Númenor was this huge island to the West of Middle Earth and after many hundreds of years they became a super powerful kingdom. They also became a super bad kingdom. They decided that not living forever like the elves sucked so they decided to invade the Undying Lands and seize them from the Valar (demi-gods). Then they would be able to live forever. As soon as they landed on the Undying Lands there was this huge cataclysm that completely obliterated the invading fleet and the Undying Lands were removed from the world.
Not all the Númenóreans were bad though. Most of the good ones escaped before this failed invasion and ended up in Middle Earth. Aragorn, who I hope you remember from the films, is one of their descendents. I always thought it was funny he ended up married to Elrond’s daughter Arwen, because she is his first cousin like 30 times removed.
Summary of summary: Númenóreans were cooler than normal people. They got tired of dying so they decided to invade “heaven.” The gods didn’t like that so they killed the invaders. Also: Aragorn’s relationship with Arwen is naughty.

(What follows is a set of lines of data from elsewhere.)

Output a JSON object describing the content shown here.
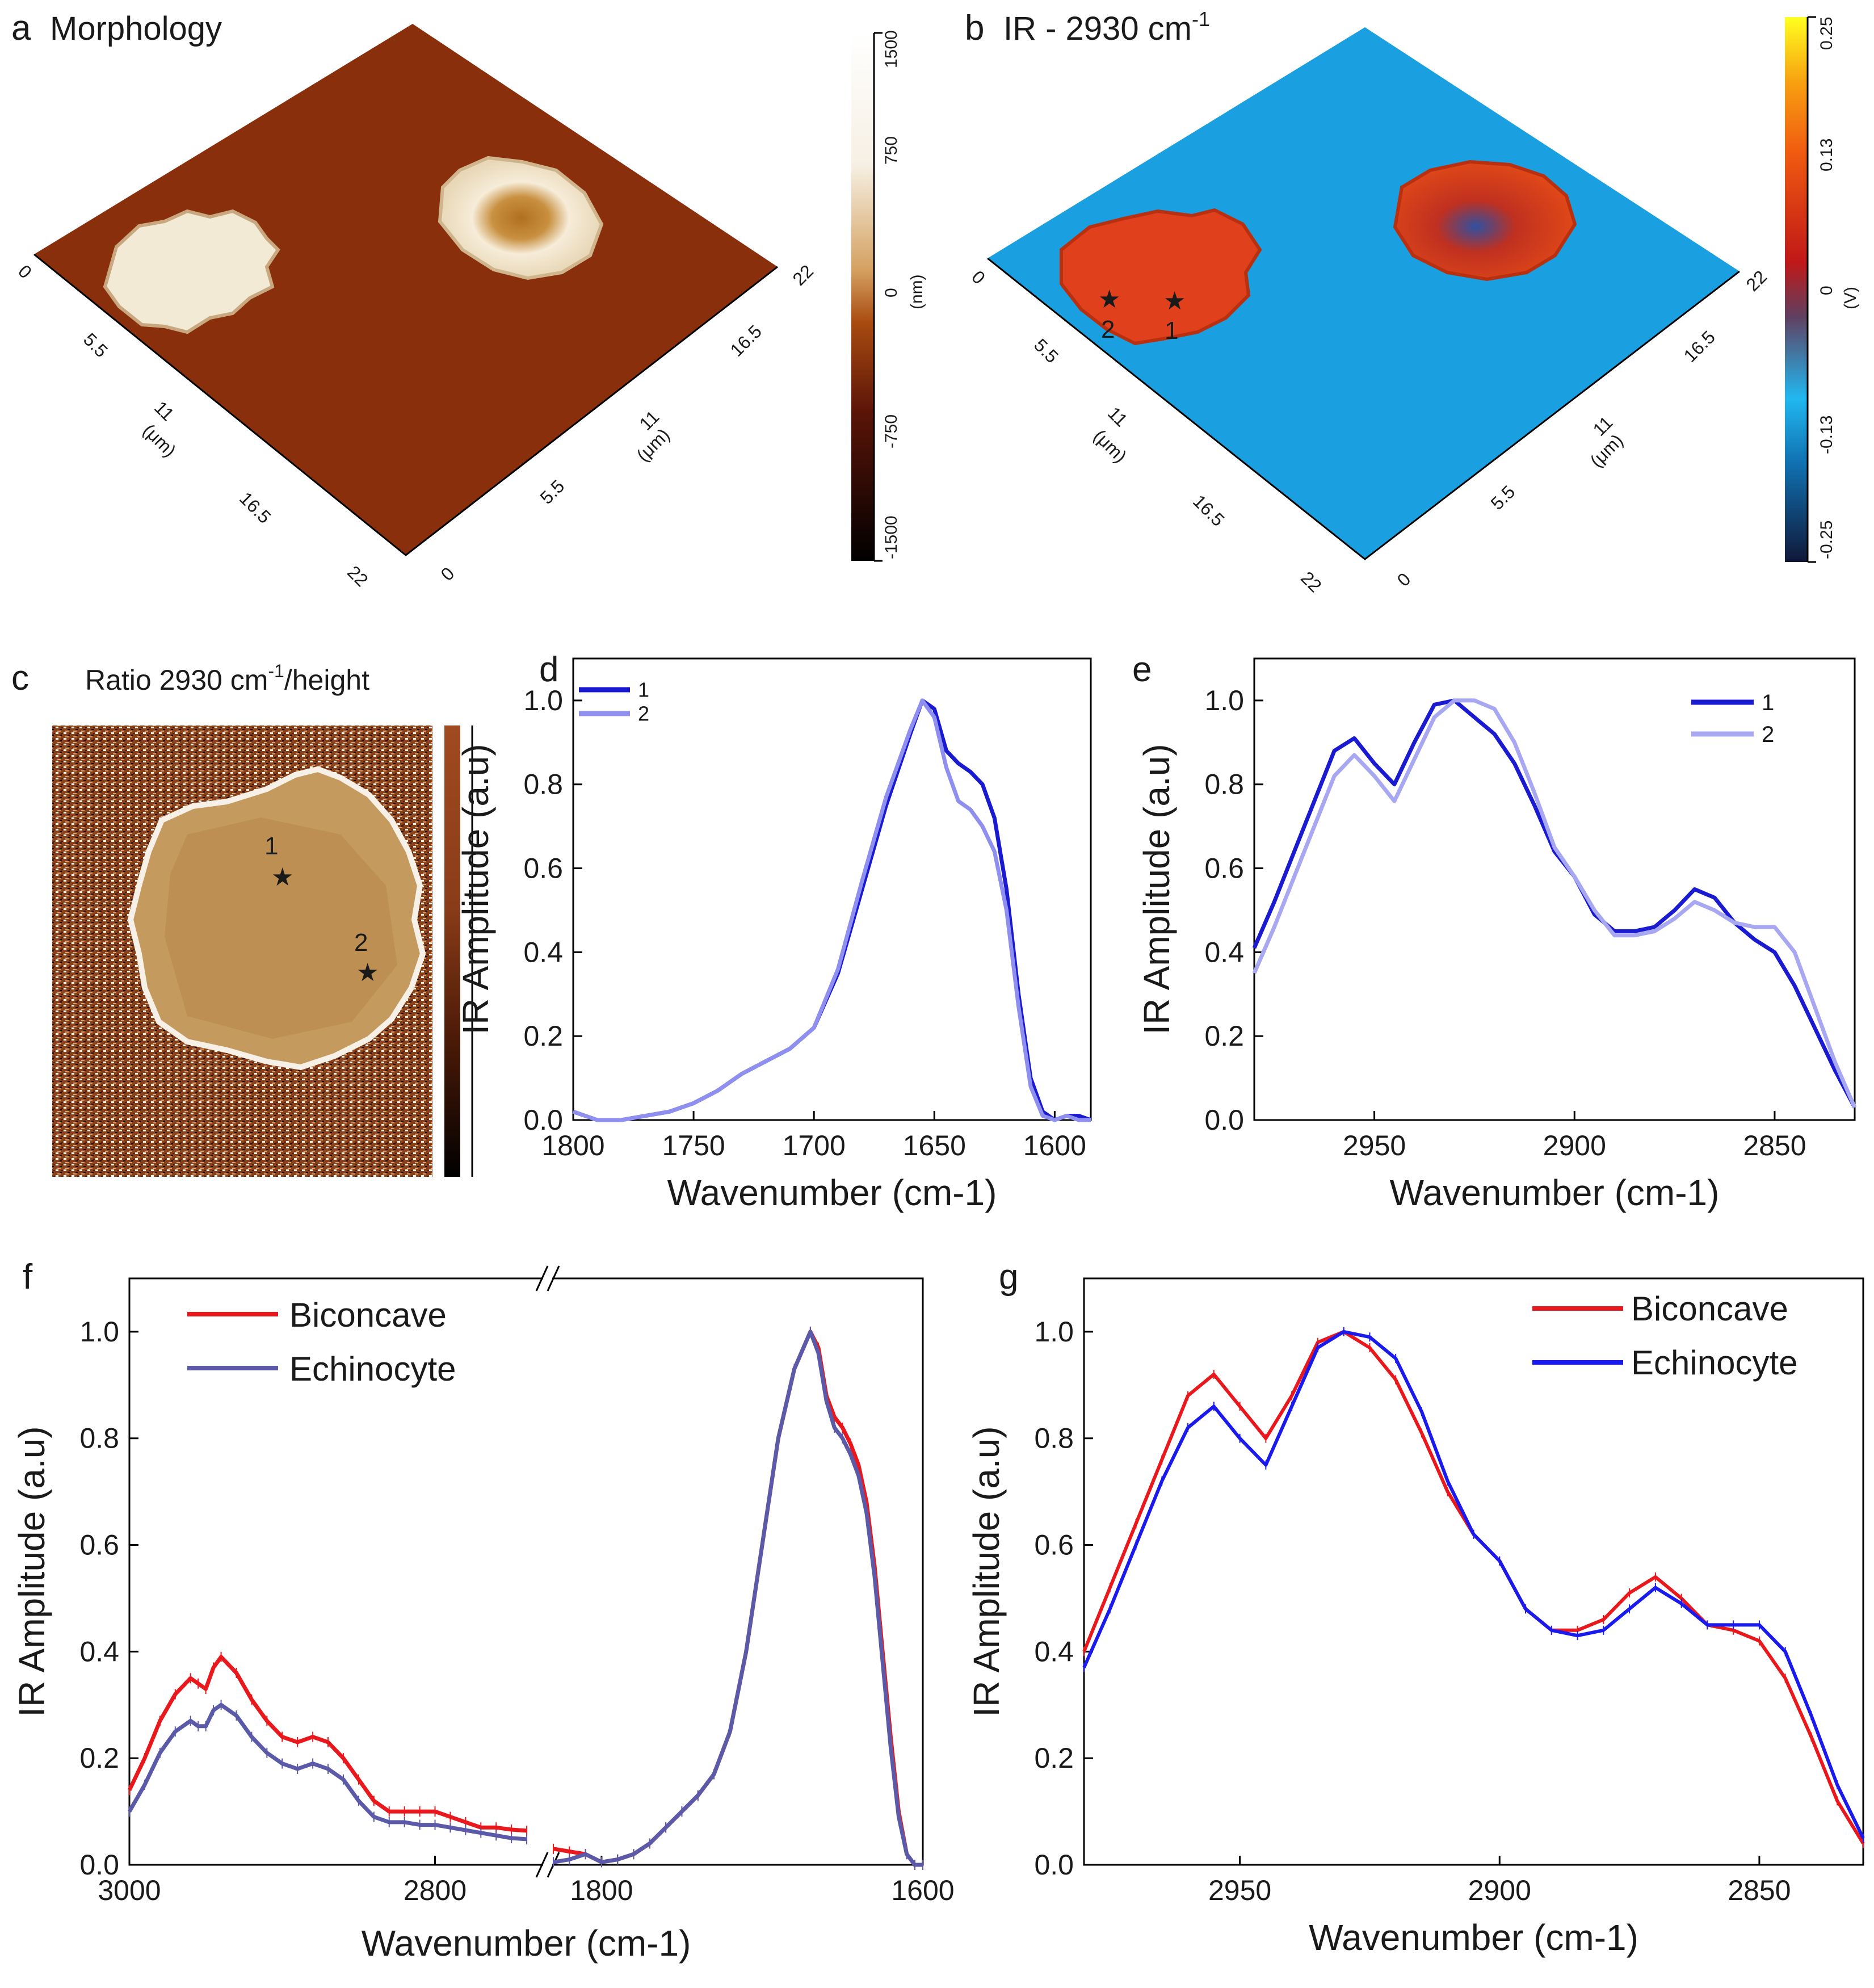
{
  "panels": {
    "a": {
      "letter": "a",
      "title": "Morphology",
      "colorbar_ticks": [
        "1500",
        "750",
        "0",
        "-750",
        "-1500"
      ],
      "colorbar_unit": "(nm)",
      "axis_ticks": [
        "0",
        "5.5",
        "11",
        "16.5",
        "22"
      ],
      "axis_unit": "(μm)",
      "colors": {
        "substrate": "#8a2f0c",
        "cell": "#f4ead8"
      }
    },
    "b": {
      "letter": "b",
      "title_main": "IR - 2930 cm",
      "title_sup": "-1",
      "colorbar_ticks": [
        "0.25",
        "0.13",
        "0",
        "-0.13",
        "-0.25"
      ],
      "colorbar_unit": "(V)",
      "axis_ticks": [
        "0",
        "5.5",
        "11",
        "16.5",
        "22"
      ],
      "axis_unit": "(μm)",
      "point_labels": [
        "1",
        "2"
      ],
      "colors": {
        "substrate": "#1aa0e0",
        "cell": "#e0401c"
      }
    },
    "c": {
      "letter": "c",
      "title_main": "Ratio 2930 cm",
      "title_sup": "-1",
      "title_tail": "/height",
      "point_labels": [
        "1",
        "2"
      ]
    }
  },
  "chart_data": [
    {
      "id": "d",
      "type": "line",
      "letter": "d",
      "xlabel": "Wavenumber (cm-1)",
      "ylabel": "IR Amplitude (a.u)",
      "xlim": [
        1800,
        1585
      ],
      "ylim": [
        0,
        1.1
      ],
      "xticks": [
        1800,
        1750,
        1700,
        1650,
        1600
      ],
      "yticks": [
        0.0,
        0.2,
        0.4,
        0.6,
        0.8,
        1.0
      ],
      "legend_position": "top-left",
      "series": [
        {
          "name": "1",
          "color": "#1a1ad0",
          "x": [
            1800,
            1790,
            1780,
            1770,
            1760,
            1750,
            1740,
            1730,
            1720,
            1710,
            1700,
            1690,
            1680,
            1670,
            1660,
            1655,
            1650,
            1645,
            1640,
            1635,
            1630,
            1625,
            1620,
            1615,
            1610,
            1605,
            1600,
            1595,
            1590,
            1585
          ],
          "y": [
            0.02,
            0.0,
            0.0,
            0.01,
            0.02,
            0.04,
            0.07,
            0.11,
            0.14,
            0.17,
            0.22,
            0.35,
            0.55,
            0.75,
            0.92,
            1.0,
            0.98,
            0.88,
            0.85,
            0.83,
            0.8,
            0.72,
            0.55,
            0.3,
            0.1,
            0.02,
            0.0,
            0.01,
            0.01,
            0.0
          ]
        },
        {
          "name": "2",
          "color": "#8f8ff0",
          "x": [
            1800,
            1790,
            1780,
            1770,
            1760,
            1750,
            1740,
            1730,
            1720,
            1710,
            1700,
            1690,
            1680,
            1670,
            1660,
            1655,
            1650,
            1645,
            1640,
            1635,
            1630,
            1625,
            1620,
            1615,
            1610,
            1605,
            1600,
            1595,
            1590,
            1585
          ],
          "y": [
            0.02,
            0.0,
            0.0,
            0.01,
            0.02,
            0.04,
            0.07,
            0.11,
            0.14,
            0.17,
            0.22,
            0.36,
            0.57,
            0.77,
            0.93,
            1.0,
            0.96,
            0.84,
            0.76,
            0.74,
            0.7,
            0.64,
            0.5,
            0.27,
            0.08,
            0.01,
            0.0,
            0.01,
            0.0,
            0.0
          ]
        }
      ]
    },
    {
      "id": "e",
      "type": "line",
      "letter": "e",
      "xlabel": "Wavenumber (cm-1)",
      "ylabel": "IR Amplitude (a.u)",
      "xlim": [
        2980,
        2830
      ],
      "ylim": [
        0,
        1.1
      ],
      "xticks": [
        2950,
        2900,
        2850
      ],
      "yticks": [
        0.0,
        0.2,
        0.4,
        0.6,
        0.8,
        1.0
      ],
      "legend_position": "top-right",
      "series": [
        {
          "name": "1",
          "color": "#1a1ad0",
          "x": [
            2980,
            2975,
            2970,
            2965,
            2960,
            2955,
            2950,
            2945,
            2940,
            2935,
            2930,
            2925,
            2920,
            2915,
            2910,
            2905,
            2900,
            2895,
            2890,
            2885,
            2880,
            2875,
            2870,
            2865,
            2860,
            2855,
            2850,
            2845,
            2840,
            2835,
            2830
          ],
          "y": [
            0.41,
            0.52,
            0.64,
            0.76,
            0.88,
            0.91,
            0.85,
            0.8,
            0.9,
            0.99,
            1.0,
            0.96,
            0.92,
            0.85,
            0.75,
            0.64,
            0.58,
            0.49,
            0.45,
            0.45,
            0.46,
            0.5,
            0.55,
            0.53,
            0.47,
            0.43,
            0.4,
            0.32,
            0.22,
            0.12,
            0.03
          ]
        },
        {
          "name": "2",
          "color": "#a8a8f2",
          "x": [
            2980,
            2975,
            2970,
            2965,
            2960,
            2955,
            2950,
            2945,
            2940,
            2935,
            2930,
            2925,
            2920,
            2915,
            2910,
            2905,
            2900,
            2895,
            2890,
            2885,
            2880,
            2875,
            2870,
            2865,
            2860,
            2855,
            2850,
            2845,
            2840,
            2835,
            2830
          ],
          "y": [
            0.35,
            0.46,
            0.58,
            0.7,
            0.82,
            0.87,
            0.82,
            0.76,
            0.86,
            0.96,
            1.0,
            1.0,
            0.98,
            0.9,
            0.78,
            0.65,
            0.58,
            0.5,
            0.44,
            0.44,
            0.45,
            0.48,
            0.52,
            0.5,
            0.47,
            0.46,
            0.46,
            0.4,
            0.27,
            0.14,
            0.03
          ]
        }
      ]
    },
    {
      "id": "f",
      "type": "line",
      "letter": "f",
      "broken_x_axis": true,
      "xlabel": "Wavenumber (cm-1)",
      "ylabel": "IR Amplitude (a.u)",
      "segments": [
        {
          "xlim": [
            3000,
            2730
          ],
          "xticks": [
            3000,
            2800
          ]
        },
        {
          "xlim": [
            1830,
            1600
          ],
          "xticks": [
            1800,
            1600
          ]
        }
      ],
      "ylim": [
        0,
        1.1
      ],
      "yticks": [
        0.0,
        0.2,
        0.4,
        0.6,
        0.8,
        1.0
      ],
      "legend_position": "top-left",
      "series": [
        {
          "name": "Biconcave",
          "color": "#e8181c",
          "high": {
            "x": [
              3000,
              2990,
              2980,
              2970,
              2960,
              2955,
              2950,
              2945,
              2940,
              2930,
              2920,
              2910,
              2900,
              2890,
              2880,
              2870,
              2860,
              2850,
              2840,
              2830,
              2820,
              2810,
              2800,
              2790,
              2780,
              2770,
              2760,
              2750,
              2740
            ],
            "y": [
              0.14,
              0.2,
              0.27,
              0.32,
              0.35,
              0.34,
              0.33,
              0.37,
              0.39,
              0.36,
              0.31,
              0.27,
              0.24,
              0.23,
              0.24,
              0.23,
              0.2,
              0.16,
              0.12,
              0.1,
              0.1,
              0.1,
              0.1,
              0.09,
              0.08,
              0.07,
              0.07,
              0.066,
              0.064
            ]
          },
          "low": {
            "x": [
              1830,
              1820,
              1810,
              1800,
              1790,
              1780,
              1770,
              1760,
              1750,
              1740,
              1730,
              1720,
              1710,
              1700,
              1690,
              1680,
              1670,
              1665,
              1660,
              1655,
              1650,
              1645,
              1640,
              1635,
              1630,
              1625,
              1620,
              1615,
              1610,
              1605,
              1600
            ],
            "y": [
              0.03,
              0.025,
              0.02,
              0.005,
              0.01,
              0.02,
              0.04,
              0.07,
              0.1,
              0.13,
              0.17,
              0.25,
              0.4,
              0.6,
              0.8,
              0.93,
              1.0,
              0.97,
              0.88,
              0.84,
              0.82,
              0.79,
              0.75,
              0.68,
              0.56,
              0.4,
              0.24,
              0.1,
              0.02,
              0.0,
              0.0
            ]
          }
        },
        {
          "name": "Echinocyte",
          "color": "#5a5aa8",
          "high": {
            "x": [
              3000,
              2990,
              2980,
              2970,
              2960,
              2955,
              2950,
              2945,
              2940,
              2930,
              2920,
              2910,
              2900,
              2890,
              2880,
              2870,
              2860,
              2850,
              2840,
              2830,
              2820,
              2810,
              2800,
              2790,
              2780,
              2770,
              2760,
              2750,
              2740
            ],
            "y": [
              0.1,
              0.15,
              0.21,
              0.25,
              0.27,
              0.26,
              0.26,
              0.29,
              0.3,
              0.28,
              0.24,
              0.21,
              0.19,
              0.18,
              0.19,
              0.18,
              0.16,
              0.12,
              0.09,
              0.08,
              0.08,
              0.075,
              0.075,
              0.07,
              0.065,
              0.06,
              0.055,
              0.05,
              0.048
            ]
          },
          "low": {
            "x": [
              1830,
              1820,
              1810,
              1800,
              1790,
              1780,
              1770,
              1760,
              1750,
              1740,
              1730,
              1720,
              1710,
              1700,
              1690,
              1680,
              1670,
              1665,
              1660,
              1655,
              1650,
              1645,
              1640,
              1635,
              1630,
              1625,
              1620,
              1615,
              1610,
              1605,
              1600
            ],
            "y": [
              0.005,
              0.01,
              0.02,
              0.005,
              0.01,
              0.02,
              0.04,
              0.07,
              0.1,
              0.13,
              0.17,
              0.25,
              0.4,
              0.6,
              0.8,
              0.93,
              1.0,
              0.96,
              0.87,
              0.82,
              0.8,
              0.77,
              0.73,
              0.66,
              0.54,
              0.38,
              0.22,
              0.09,
              0.02,
              0.0,
              0.0
            ]
          }
        }
      ]
    },
    {
      "id": "g",
      "type": "line",
      "letter": "g",
      "xlabel": "Wavenumber (cm-1)",
      "ylabel": "IR Amplitude (a.u)",
      "xlim": [
        2980,
        2830
      ],
      "ylim": [
        0,
        1.1
      ],
      "xticks": [
        2950,
        2900,
        2850
      ],
      "yticks": [
        0.0,
        0.2,
        0.4,
        0.6,
        0.8,
        1.0
      ],
      "legend_position": "top-right",
      "series": [
        {
          "name": "Biconcave",
          "color": "#e8181c",
          "x": [
            2980,
            2975,
            2970,
            2965,
            2960,
            2955,
            2950,
            2945,
            2940,
            2935,
            2930,
            2925,
            2920,
            2915,
            2910,
            2905,
            2900,
            2895,
            2890,
            2885,
            2880,
            2875,
            2870,
            2865,
            2860,
            2855,
            2850,
            2845,
            2840,
            2835,
            2830
          ],
          "y": [
            0.4,
            0.52,
            0.64,
            0.76,
            0.88,
            0.92,
            0.86,
            0.8,
            0.88,
            0.98,
            1.0,
            0.97,
            0.91,
            0.81,
            0.7,
            0.62,
            0.57,
            0.48,
            0.44,
            0.44,
            0.46,
            0.51,
            0.54,
            0.5,
            0.45,
            0.44,
            0.42,
            0.35,
            0.24,
            0.12,
            0.04
          ]
        },
        {
          "name": "Echinocyte",
          "color": "#1a1aec",
          "x": [
            2980,
            2975,
            2970,
            2965,
            2960,
            2955,
            2950,
            2945,
            2940,
            2935,
            2930,
            2925,
            2920,
            2915,
            2910,
            2905,
            2900,
            2895,
            2890,
            2885,
            2880,
            2875,
            2870,
            2865,
            2860,
            2855,
            2850,
            2845,
            2840,
            2835,
            2830
          ],
          "y": [
            0.37,
            0.48,
            0.6,
            0.72,
            0.82,
            0.86,
            0.8,
            0.75,
            0.86,
            0.97,
            1.0,
            0.99,
            0.95,
            0.85,
            0.72,
            0.62,
            0.57,
            0.48,
            0.44,
            0.43,
            0.44,
            0.48,
            0.52,
            0.49,
            0.45,
            0.45,
            0.45,
            0.4,
            0.28,
            0.15,
            0.05
          ]
        }
      ]
    }
  ]
}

Now let’s look at the biblical account:
Genesis 11:4 (KJV) And they said, Go to, let us build us a city and a tower, whose top may reach unto heaven; and let us make us a name, lest we be scattered abroad upon the face of the whole earth.
Many contemporary writers claim this passage means the people were making the city and the tall tower to keep all the people in one place, rather than scattering across the earth according to Yahweh’s plan.

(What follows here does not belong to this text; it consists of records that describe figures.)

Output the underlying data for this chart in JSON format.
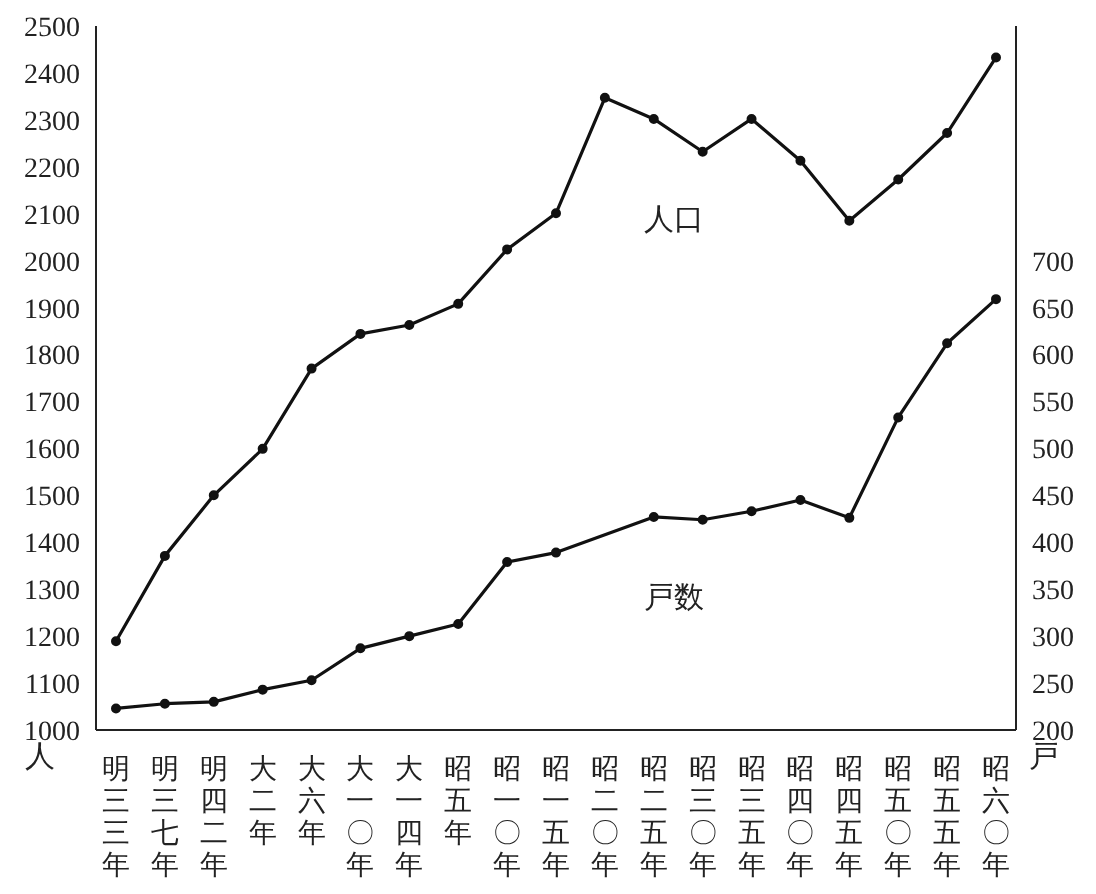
{
  "chart_data": {
    "type": "line",
    "categories": [
      "明三三年",
      "明三七年",
      "明四二年",
      "大二年",
      "大六年",
      "大一〇年",
      "大一四年",
      "昭五年",
      "昭一〇年",
      "昭一五年",
      "昭二〇年",
      "昭二五年",
      "昭三〇年",
      "昭三五年",
      "昭四〇年",
      "昭四五年",
      "昭五〇年",
      "昭五五年",
      "昭六〇年"
    ],
    "series": [
      {
        "name": "人口",
        "color": "#111111",
        "values": [
          1189,
          1371,
          1500,
          1599,
          1770,
          1844,
          1863,
          1908,
          2024,
          2101,
          2347,
          2302,
          2232,
          2302,
          2213,
          2085,
          2173,
          2272,
          2433
        ]
      },
      {
        "name": "戸数",
        "color": "#111111",
        "axis": "y2",
        "values": [
          223,
          228,
          230,
          243,
          253,
          287,
          300,
          313,
          379,
          389,
          null,
          427,
          424,
          433,
          445,
          426,
          533,
          612,
          659
        ]
      }
    ],
    "ylabel": "人",
    "y2label": "戸",
    "ylim": [
      1000,
      2500
    ],
    "yticks": [
      1000,
      1100,
      1200,
      1300,
      1400,
      1500,
      1600,
      1700,
      1800,
      1900,
      2000,
      2100,
      2200,
      2300,
      2400,
      2500
    ],
    "y2lim": [
      200,
      950
    ],
    "y2ticks": [
      200,
      250,
      300,
      350,
      400,
      450,
      500,
      550,
      600,
      650,
      700
    ],
    "grid": false,
    "legend": false,
    "marker": "circle",
    "line_style": "solid"
  }
}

This explanation doesn’t work for me because I’m convinced a good portion of the Old Testament was ripped off from Tolkien’s writings, as is the bulk of contemporary fantasy (to be fair, Tolkien ripped off a lot of his stuff from other sources too, like Beowulf). I think the humans were tired of God having all the fun so they decided to invade heaven where they could be like gods and live forever. My reading of the Old Testament reinforces this idea. There is never any indication that people go to heaven after they die. There is no eternal reward or punishment mentioned in Genesis. All punishments and rewards from Yahweh are immediate and temporal in nature.
The people in Babel had no idea they had “eternal spirits.” That concept didn’t show up for another few thousand years. It makes sense therefore that they thought the only way to live forever was to actually build a tower to get to heaven.


Tower to Heaven

One day Yahweh wandered down from heaven to visit the people of Earth and while he was there he noticed the city and tower. This kinda freaked him out and he said, “Holy crap! It looks like if all the people live in the same place and speak the same language they can accomplish anything they put their minds to! They might even find a way to take heaven away from me, or live forever, or make an iPad!”
This simply wouldn’t do, so Yahweh confounded their language so they couldn’t talk to each other and scattered them across the planet. Then just to dick with us, he took all the color from the skin and hair of the people he stuck in Europe and gave it to these in Africa. Then he gave the Asians thick eyelids so the white people would make fun of them for having “squinty eyes.”
Biblical summary: Babelians were cooler than normal people. They got tired of dying so they decided to invade “heaven.” Yahweh didn’t like that so he/she/it scattered the invaders and messed with their language. Also: Yahweh gave Asians thick eyelids.